I have always loved the colour purple. I remember as a child staring myself in the mirror once trying to finitely decide what my favourite colours were. Purple was the obvious choice, coupled occasionally with pink. As I got older the choice of complimentary colour changed to yellow, and again to orange but always the purple remained. Lately I have found myself wearing more and more of the colour. People were beginning to mention it to me, not that it was a bad thing, but that I was obviously into the hue. I was noticing it everywhere as well. Even when I went shopping I’d find myself coming home with things in purple packages. It was becoming absurd.

I was worrying that I was becoming one of those ‘Purple Ladies’. You know the kind. They’re middle aged, of the spiritual variety and clad head to toe in royal and earthy tones of the colour purple. A friend of mine told me about a lecturer of theirs who signed her emails (which were all fonted in purple) as ‘Unapologetically Purple’. Everything in her life is purple. Everything she wears and everything she owns is purple. Apparently some people have found this hard to deal with and she has friends who even refuse to enter into her Purple Palace. Something about the phrase ‘Unapologetically Purple’ stuck with me. To let go of feeling confused and kind of embarrassed by my addiction and to instead fall deeply into the purple passion pit.

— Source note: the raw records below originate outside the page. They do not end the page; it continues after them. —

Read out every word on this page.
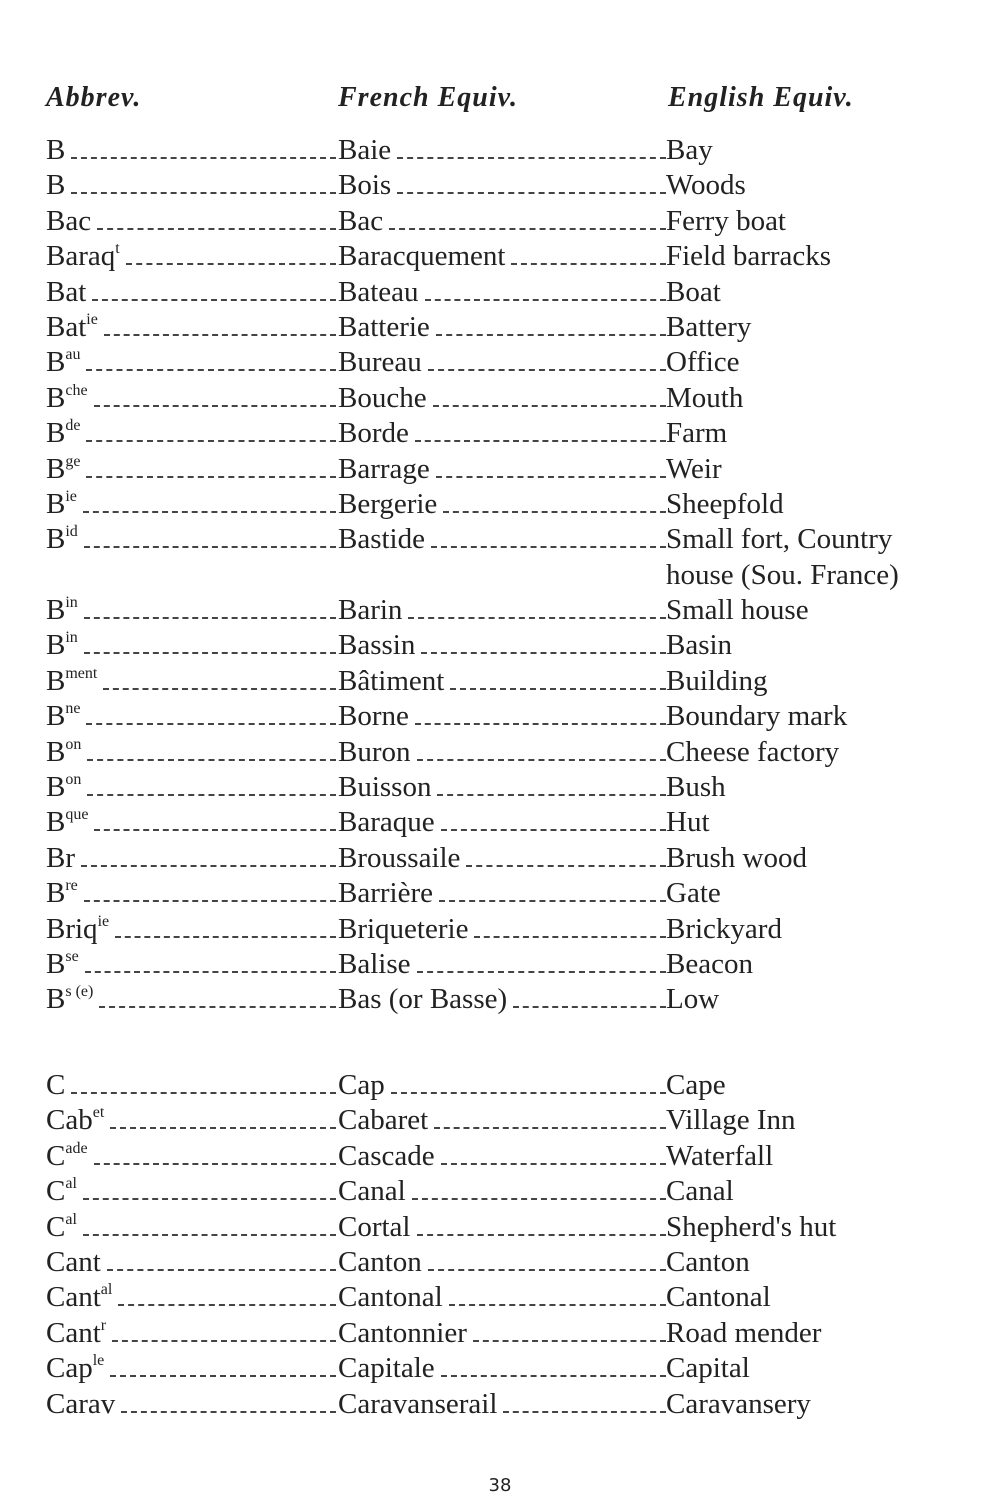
Abbrev.	French Equiv.	English Equiv.
B	Baie	Bay
B	Bois	Woods
Bac	Bac	Ferry boat
Baraq$^t$	Baracquement	Field barracks
Bat	Bateau	Boat
Bat$^{ie}$	Batterie	Battery
$B^{au}$	Bureau	Office
$B^{che}$	Bouche	Mouth
$B^{de}$	Borde	Farm
$B^{ge}$	Barrage	Weir
$B^{ie}$	Bergerie	Sheepfold
$B^{id}$	Bastide	Small fort, Country house (Sou. France)
$B^{in}$	Barin	Small house
$B^{in}$	Bassin	Basin
$B^{ment}$	Bâtiment	Building
$B^{ne}$	Borne	Boundary mark
$B^{on}$	Buron	Cheese factory
$B^{on}$	Buisson	Bush
$B^{que}$	Baraque	Hut
Br	Broussaile	Brush wood
$B^{re}$	Barrière	Gate
Briq$^{ie}$	Briqueterie	Brickyard
$B^{se}$	Balise	Beacon
$B^{s (e)}$	Bas (or Basse)	Low
C	Cap	Cape
Cab$^{et}$	Cabaret	Village Inn
$C^{ade}$	Cascade	Waterfall
$C^{al}$	Canal	Canal
$C^{al}$	Cortal	Shepherd's hut
Cant	Canton	Canton
Cant$^{al}$	Cantonal	Cantonal
Cant$^r$	Cantonnier	Road mender
Cap$^{le}$	Capitale	Capital
Carav	Caravanserail	Caravansery
38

So I decided to indulge in my obsession completely and wear exclusively purple for seven days straight. Attempting to not repeat any item of clothing. It ended up being powerfully easy. I have an alarming number of purple items in my wardrobe. I found that when I was getting dressed in the morning I was becoming very specific with the hues that I wanted to wear. You know, not putting too much lavender with violet accessories etc. The further that I got through the week the more disinterested I became in the prospect of only wearing purple. Until come Sunday I was actually feeling really bummed out and over the whole experience. Looking forward to being able to reintroduce some other colours to my wardrobe.

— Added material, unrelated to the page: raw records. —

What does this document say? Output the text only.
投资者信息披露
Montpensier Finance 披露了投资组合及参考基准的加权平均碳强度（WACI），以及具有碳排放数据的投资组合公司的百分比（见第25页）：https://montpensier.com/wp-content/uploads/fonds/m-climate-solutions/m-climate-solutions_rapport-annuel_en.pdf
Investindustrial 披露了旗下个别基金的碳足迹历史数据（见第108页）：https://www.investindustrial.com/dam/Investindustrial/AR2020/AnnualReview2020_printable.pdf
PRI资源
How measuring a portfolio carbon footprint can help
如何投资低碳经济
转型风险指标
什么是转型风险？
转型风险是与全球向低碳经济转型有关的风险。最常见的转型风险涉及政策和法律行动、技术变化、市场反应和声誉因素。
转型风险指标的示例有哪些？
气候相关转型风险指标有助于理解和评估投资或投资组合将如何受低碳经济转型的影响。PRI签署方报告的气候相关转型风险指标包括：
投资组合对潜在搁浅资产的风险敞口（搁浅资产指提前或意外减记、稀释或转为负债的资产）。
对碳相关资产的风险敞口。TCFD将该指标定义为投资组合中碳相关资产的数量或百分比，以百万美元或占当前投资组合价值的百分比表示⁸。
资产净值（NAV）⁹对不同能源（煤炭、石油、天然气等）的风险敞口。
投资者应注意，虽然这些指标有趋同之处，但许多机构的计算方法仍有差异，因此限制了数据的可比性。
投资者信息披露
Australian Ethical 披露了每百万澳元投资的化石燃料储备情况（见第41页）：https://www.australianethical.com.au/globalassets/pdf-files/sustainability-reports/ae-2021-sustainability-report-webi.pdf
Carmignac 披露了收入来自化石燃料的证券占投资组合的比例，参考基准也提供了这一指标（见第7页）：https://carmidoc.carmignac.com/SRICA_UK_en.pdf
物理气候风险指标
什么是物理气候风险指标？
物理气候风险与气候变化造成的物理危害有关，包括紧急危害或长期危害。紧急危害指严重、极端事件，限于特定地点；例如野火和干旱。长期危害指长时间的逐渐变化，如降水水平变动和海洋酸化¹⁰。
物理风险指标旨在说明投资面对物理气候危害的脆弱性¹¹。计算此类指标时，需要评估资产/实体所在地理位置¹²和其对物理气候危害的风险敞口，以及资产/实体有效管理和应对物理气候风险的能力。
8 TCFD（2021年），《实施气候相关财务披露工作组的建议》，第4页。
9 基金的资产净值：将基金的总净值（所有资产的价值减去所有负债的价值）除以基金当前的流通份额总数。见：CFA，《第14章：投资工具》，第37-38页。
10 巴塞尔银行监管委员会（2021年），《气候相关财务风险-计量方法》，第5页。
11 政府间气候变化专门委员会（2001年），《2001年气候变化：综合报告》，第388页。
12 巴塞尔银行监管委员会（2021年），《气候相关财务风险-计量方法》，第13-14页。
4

One thing that I learned definitely about the colour purple is that everyone has a very different opinion about what the colour means, and all were very vocal in wanting to tell me about their own association with purple. That it’s the colour of friendship, spirituality and homosexuality. The most interesting thing I was taught was about the colour’s place on the visual spectrum. It’s the last colour that the human eye can see before ultra violet. It is also believed to have the highest frequency of the whole rainbow. This is why it is associated with the Crown Chakra, which is considered to be man’s link with the universe, the connection between wisdom and spiritual insight. A friend told me that when she was in India she became completely obsessed with the colour orange, and then when she went home and had a Reiki realignment she was told that her Sacral Chakra (which is represented by the colour orange) was out of tune. The healer asked if she had been drawn to orange, saying that it is common to be attracted to the colour that represents a blocked Chakra in your psyche.

I consider myself to be a very grounded person. Very much living and walking around on this here planet Earth. And I sometimes believe that I’m not as connected to the stars as some other people seem to be. I was never one to play imagination as a child. My dreams are always very realistic and believable. Even when having psychedelic experiences I’ve never hallucinated something that wasn’t physically there. So to me it makes sense that my purple passion is possibly about my desire to connect with the unknown universe. But there’s also something else about this colour that makes me feel good. It seems to make other people feel good too. Even now a few weeks after this experiment I’m still having at least a daily conversation about the colour. Before I started this Purple Project I was wondering if I would overkill it by saturating myself so completely, but it’s like three weeks later and I reckon there’s only been one, max two days that I haven’t worn purple. I don’t know if I am destined to be one of those Purple Ladies, and there’s only one way to find out.